On connaît la célèbre formule de Bill Clinton expliquant son élection en 1992 comme président des États-Unis : "It’s the economy, stupid", que l'on pourrait traduire par "C'est l'économie qui compte, idiot". Face à un George Bush père qui s’appuyait sur son expérience internationale et sur la victoire américaine en Irak lors de la Première Guerre du Golfe en 1991, le candidat démocrate insistait, lui, sur le pouvoir d’achat et sur le chômage des Américains. Il a visé juste.
Qu’en est-il désormais de cette formule, trente ans après ? Il serait opportun de la reformuler de la sorte : "It’s the industry, stupid", "C'est l'industrie qui compte, idiot". On apprenait en effet le 11 mars, via des sources de l’OTAN citées par CNN, que la Russie produirait presque trois fois plus d’obus d’artillerie que les États-Unis et l’Europe réunis ! Vouloir aider l’Ukraine est une chose, mais si cela se limite à faire tourner la planche à billets pour financer quelques usines sous-dimensionnées, quels résultats peut-on réellement espérer ? La France ne fabrique même plus de poudre à canon sur son sol !
À l’époque de George Bush père, l’URSS s’est écroulée et a vécu dix années d’anarchie et de dépeçage par les oligarques avant que Vladimir Poutine, à partir de 2000, ne commence à redresser la fédération. Au lieu de se focaliser sur la "finance", une préoccupation constante des dirigeants occidentaux, il a privilégié l'exploitation des immenses ressources en matières premières de ce pays-continent, ainsi que le développement de l’industrie (nucléaire, armement, infrastructure, BTP). Cela se reflète sur le champ de bataille ukrainien où la Russie tient tête aux forces de l’OTAN réunies.
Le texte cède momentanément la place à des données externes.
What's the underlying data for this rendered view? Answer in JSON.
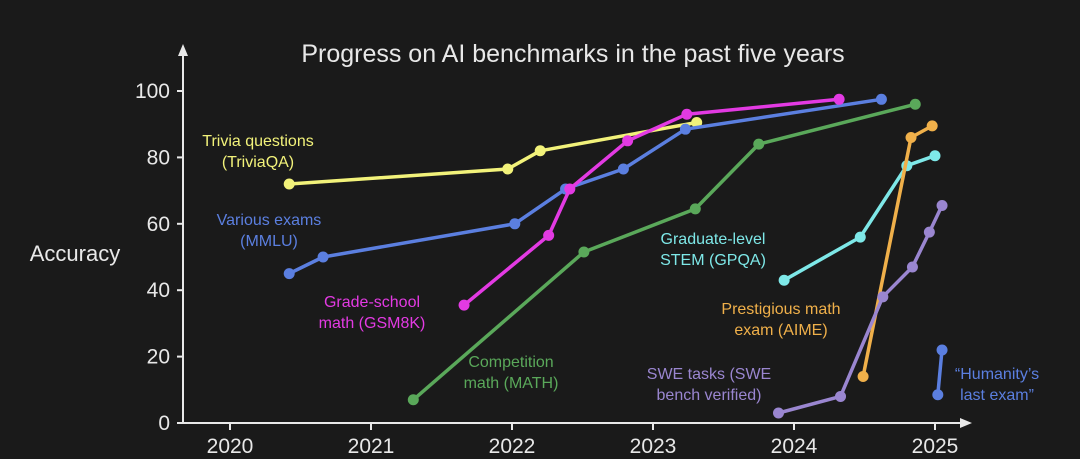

L’industrie, dans l’économie, c’est le principe de réalité (comme l’or dans la monnaie). À un moment donné, il faut du concret ; la finance, le numérique et les services ne peuvent pas suffire à développer un pays. Après un flash krach de -50% lors du déclenchement des hostilités le 24 février 2022 et l’annonce d’un important programme de sanctions, le rouble s’est rétabli et a retrouvé son niveau d’avant-guerre. Non pas grâce à un secteur financier performant, mais parce qu’il s’appuie sur une économie solide qui a su rapidement se réorienter vers les BRICS à mesure que les échanges avec l’Occident se repliaient.
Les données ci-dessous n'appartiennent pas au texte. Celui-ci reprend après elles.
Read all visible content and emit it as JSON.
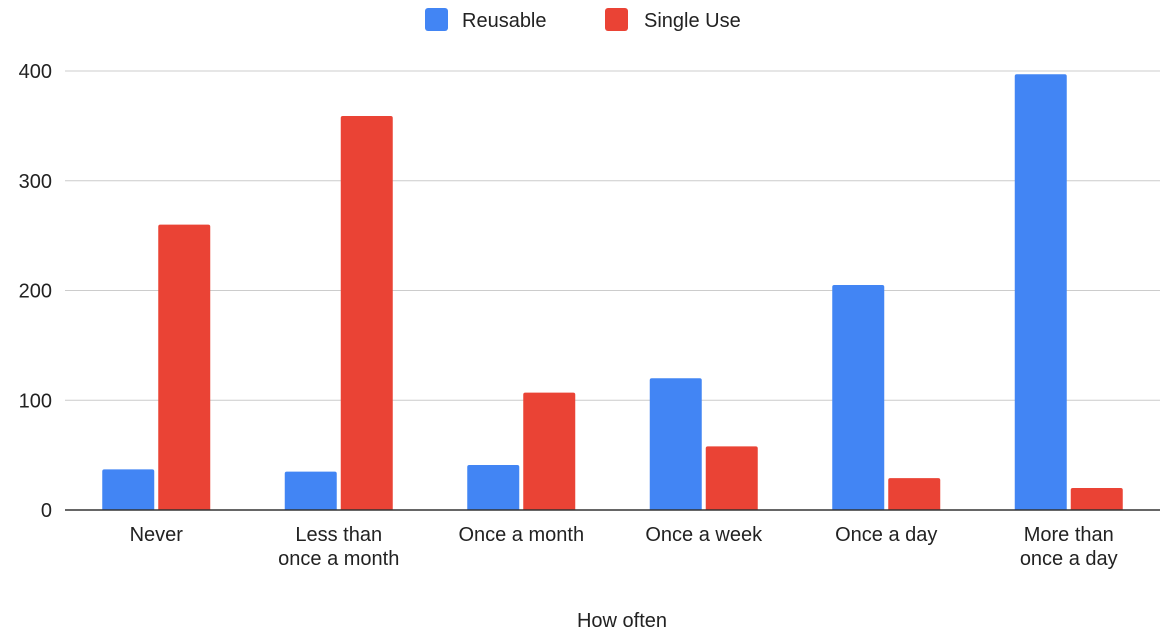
{
  "chart_data": {
    "type": "bar",
    "title": "",
    "xlabel": "How often",
    "ylabel": "",
    "ylim": [
      0,
      400
    ],
    "yticks": [
      0,
      100,
      200,
      300,
      400
    ],
    "grid": true,
    "legend_position": "top",
    "categories": [
      [
        "Never"
      ],
      [
        "Less than",
        "once a month"
      ],
      [
        "Once a month"
      ],
      [
        "Once a week"
      ],
      [
        "Once a day"
      ],
      [
        "More than",
        "once a day"
      ]
    ],
    "series": [
      {
        "name": "Reusable",
        "color": "#4285f4",
        "values": [
          37,
          35,
          41,
          120,
          205,
          397
        ]
      },
      {
        "name": "Single Use",
        "color": "#ea4335",
        "values": [
          260,
          359,
          107,
          58,
          29,
          20
        ]
      }
    ]
  }
}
L’avenir pourrait encore donner d’amères leçons à ceux qui pensaient que l’économie russe allait s’effondrer (Bruno Le Maire) ou être dévastée (Janet Yellen). Donnons ces chiffres révélateurs : "La Russie produit 450.000 ingénieurs par an avec ses 145 millions d’habitants tandis que les États-Unis produisent eux 250.000 ingénieurs par an avec 320 millions d’habitants [deux fois moins avec pourtant le double de population], et la France 40.000 ingénieurs par an avec 69 millions d’habitants." La France produit ainsi dix fois moins d’ingénieurs que la Russie alors qu’elle a la moitié de sa population, ce qui veut dire qu’à population égale, elle produit cinq fois moins d’ingénieurs. La réindustrialisation s’annonce compliquée…
Enfin, les sanctions contraignent la Russie à atteindre la souveraineté dans des domaines où elle se limitait autrefois à l'importation, tels que l'aviation civile. Elle envisage de créer un concurrent d’Airbus et Boeing, qui pourrait un jour leur tailler des croupières à l’exportation. La Russie, bientôt un tigre industriel ? Voici un enseignement à retenir de la guerre fratricide qui se déroule en Ukraine. "C’est l'industrie qui compte, idiot" et il faut rapidement réagir.